What follows below is the final article in a series focused on fatigue. It's my hope that you found the information in these articles useful and a reminder of the importance of adequate rest prior to flying any trip.
MEC Vice Chairman
A Very Bad Day
"My mind clicks on and off. I try letting one eyelid close at a time while I prop the other with my will. But the effect is too much, sleep is winning, my whole body argues dully that nothing, nothing life can attain is quite so desirable as sleep. My mind is losing resolution and control."

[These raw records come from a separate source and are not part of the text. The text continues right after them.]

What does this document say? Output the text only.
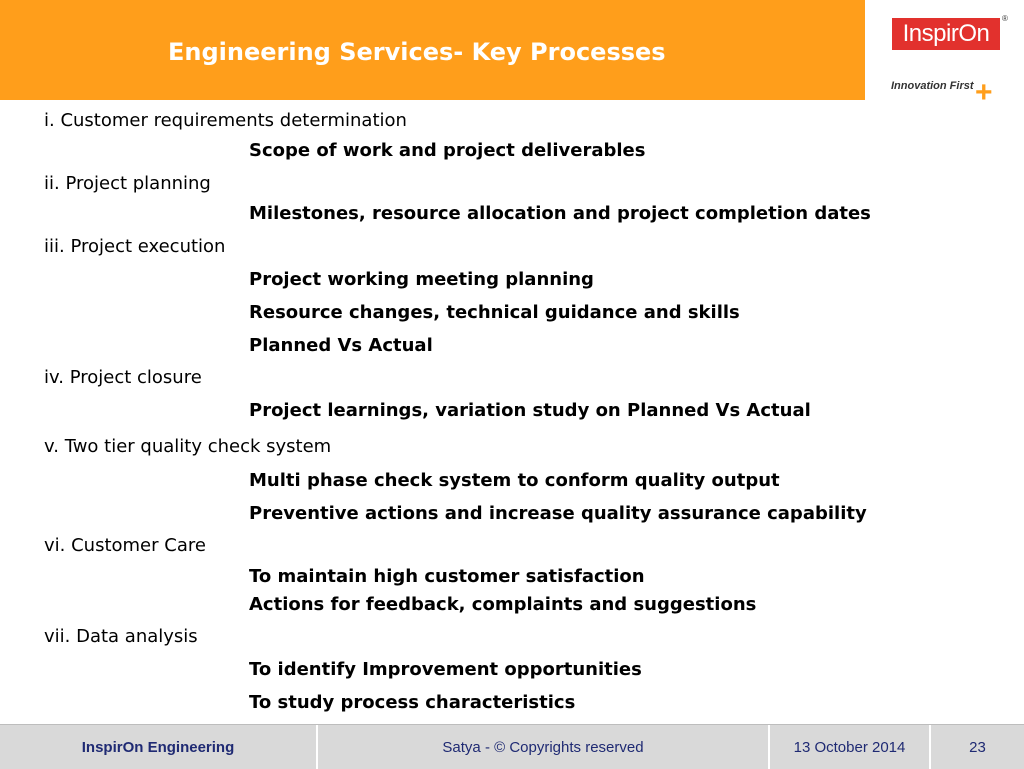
Engineering Services- Key Processes
InspirOn
®
Innovation First +
i. Customer requirements determination
Scope of work and project deliverables
ii. Project planning
Milestones, resource allocation and project completion dates
iii. Project execution
Project working meeting planning
Resource changes, technical guidance and skills
Planned Vs Actual
iv. Project closure
Project learnings, variation study on Planned Vs Actual
v. Two tier quality check system
Multi phase check system to conform quality output
Preventive actions and increase quality assurance capability
vi. Customer Care
To maintain high customer satisfaction
Actions for feedback, complaints and suggestions
vii. Data analysis
To identify Improvement opportunities
To study process characteristics
InspirOn Engineering	Satya - © Copyrights reserved	13 October 2014	23
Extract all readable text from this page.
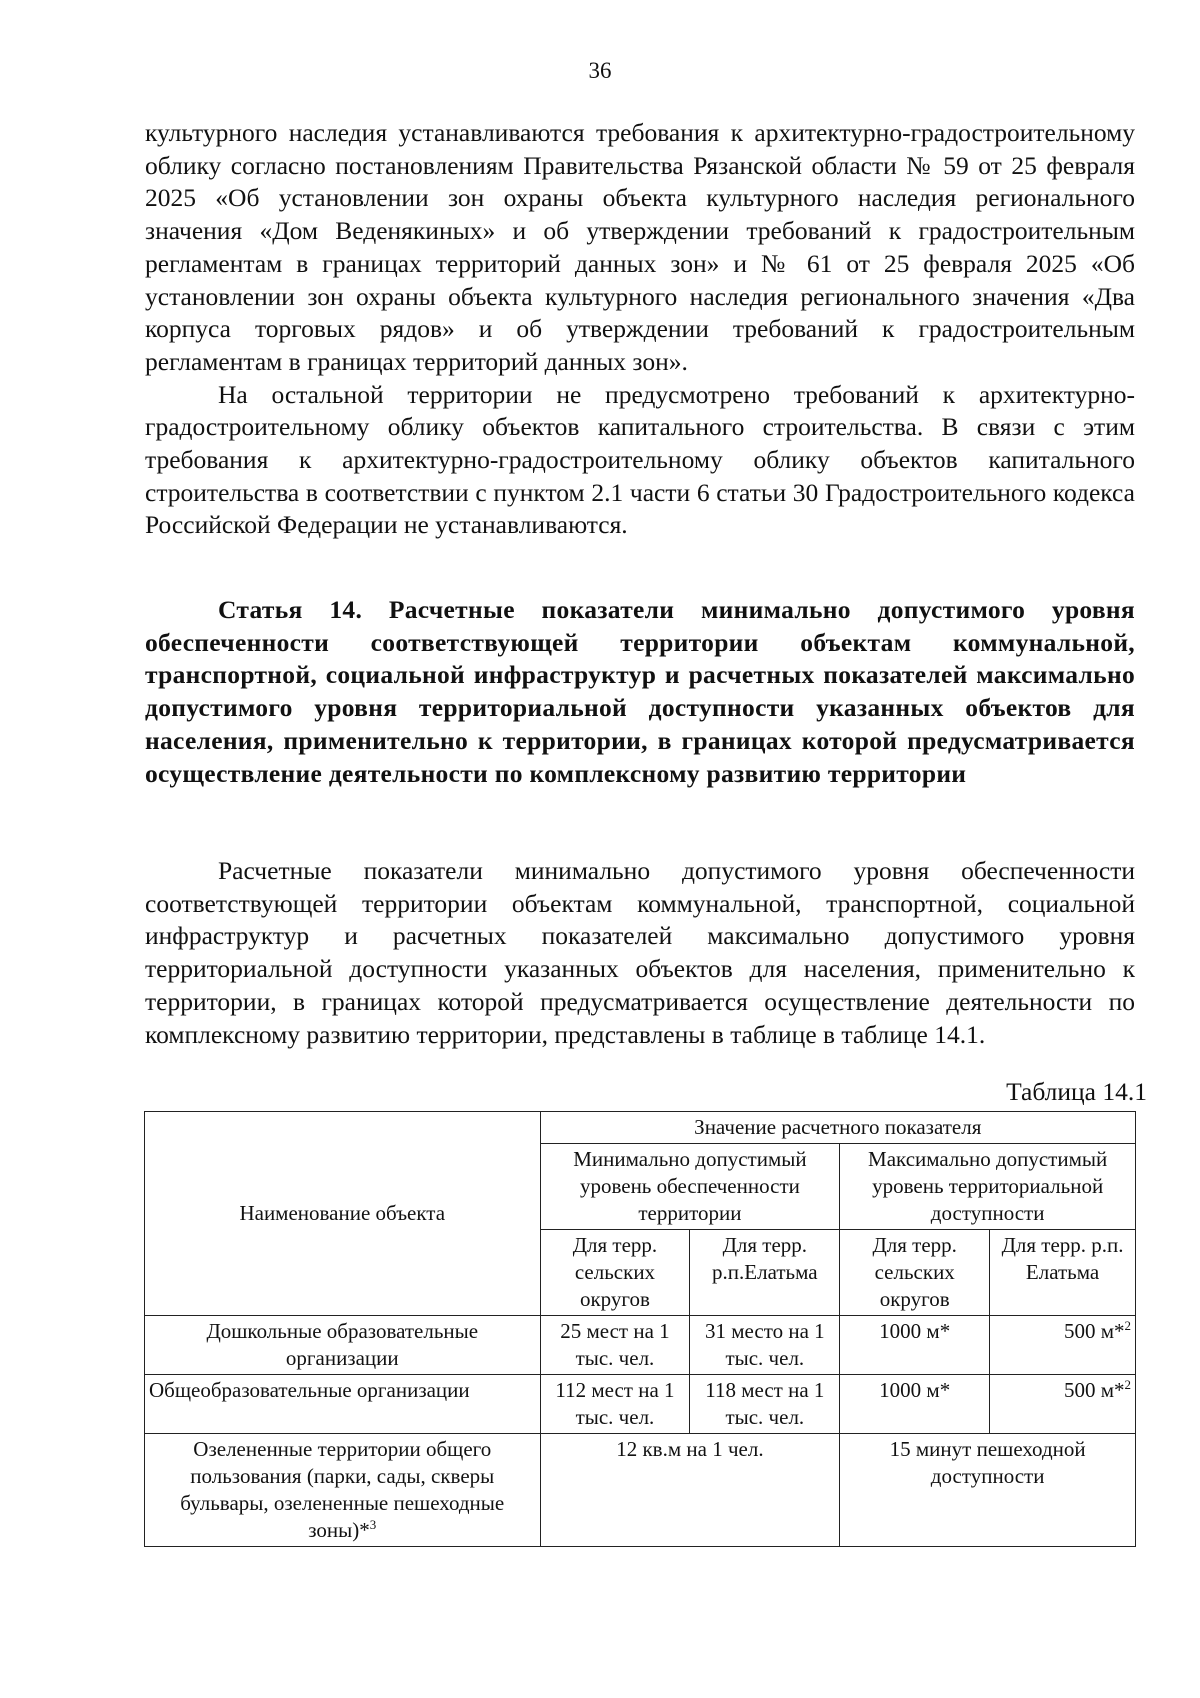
36

культурного наследия устанавливаются требования к архитектурно-градостроительному облику согласно постановлениям Правительства Рязанской области № 59 от 25 февраля 2025 «Об установлении зон охраны объекта культурного наследия регионального значения «Дом Веденякиных» и об утверждении требований к градостроительным регламентам в границах территорий данных зон» и № 61 от 25 февраля 2025 «Об установлении зон охраны объекта культурного наследия регионального значения «Два корпуса торговых рядов» и об утверждении требований к градостроительным регламентам в границах территорий данных зон».

На остальной территории не предусмотрено требований к архитектурно-градостроительному облику объектов капитального строительства. В связи с этим требования к архитектурно-градостроительному облику объектов капитального строительства в соответствии с пунктом 2.1 части 6 статьи 30 Градостроительного кодекса Российской Федерации не устанавливаются.

Статья 14. Расчетные показатели минимально допустимого уровня обеспеченности соответствующей территории объектам коммунальной, транспортной, социальной инфраструктур и расчетных показателей максимально допустимого уровня территориальной доступности указанных объектов для населения, применительно к территории, в границах которой предусматривается осуществление деятельности по комплексному развитию территории

Расчетные показатели минимально допустимого уровня обеспеченности соответствующей территории объектам коммунальной, транспортной, социальной инфраструктур и расчетных показателей максимально допустимого уровня территориальной доступности указанных объектов для населения, применительно к территории, в границах которой предусматривается осуществление деятельности по комплексному развитию территории, представлены в таблице в таблице 14.1.

Таблица 14.1
Наименование объекта	Значение расчетного показателя			
	Минимально допустимый уровень обеспеченности территории		Максимально допустимый уровень территориальной доступности	
	Для терр. сельских округов	Для терр. р.п.Елатьма	Для терр. сельских округов	Для терр. р.п. Елатьма
Дошкольные образовательные организации	25 мест на 1 тыс. чел.	31 место на 1 тыс. чел.	1000 м*	500 м*$^2$
Общеобразовательные организации	112 мест на 1 тыс. чел.	118 мест на 1 тыс. чел.	1000 м*	500 м*$^2$
Озелененные территории общего пользования (парки, сады, скверы бульвары, озелененные пешеходные зоны)*$^3$	12 кв.м на 1 чел.		15 минут пешеходной доступности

—Charles Lindbergh about his 1927 transatlantic flight
How many of you that read this know exactly what Charles Lindbergh was feeling? Our guess is just about everyone who’s flown the line. Fatigue has been blamed in numerous aviation accidents over the years and is a continuing problem facing our crews every time we fly. But how can a pilot recognize when he or she is too tired to fly? What roles do sleep cycles, dehydration, nutrition and illness play in identifying and responding to fatigue? These questions are extremely important yet many people and organizations either don't seem to take the issue seriously enough or place their own agendas ahead of safety. In 1996, the U.S. Air Transport Association (ATA) voiced opposition to an FAA proposal to set new limits on flight and duty time, reserve duties and crew rest. They said there is no scientific evidence to show fatigue is a factor in safety. This kind of thinking is not only irrational, but also dangerous. Thankfully, we now have the scientific evidence and the ability to track and address the fatigue issues that affect our pilots every time we fly. In fact, that is exactly what your FRMC does every day. We use science to flag and track pairings that prevent adequate rest opportunities that lead to fatigue. Unfortunately, and we have no hard data that it would have made a difference, this information was not available when we lost two brothers in Narita.
Kevin Mosley and Anthony Pino were outstanding aviators who had the admiration and respect of all who knew and flew with them. The fatal MD11 crash in Narita, Japan on March 22, 2009, served as a jarring reminder of just how dangerous our job can be. We were given an excellent debrief on the technical causes of the accident, but at the time, little information was available on the role fatigue may have played in the outcome of the landing. It would be just over four years after the crash before the Japan Transport Safety Board (JTSB) released the final accident report. It is hard to argue, based on the fatigue science we now have, that some level of fatigue did not affect the crew. Fatigue is extremely insidious and gives no one a pass. The purpose of this initiative was to remind everyone that fatigue is a constant threat and to provide techniques to mitigate it every way we can. We hope to that end we were successful. Please help us help you by filling out fatigue reports when it is appropriate to do so.
Your Fatigue Risk Management Committee
"The feeling of sleepiness when you are not in bed, and can't get there, is the meanest feeling in the world."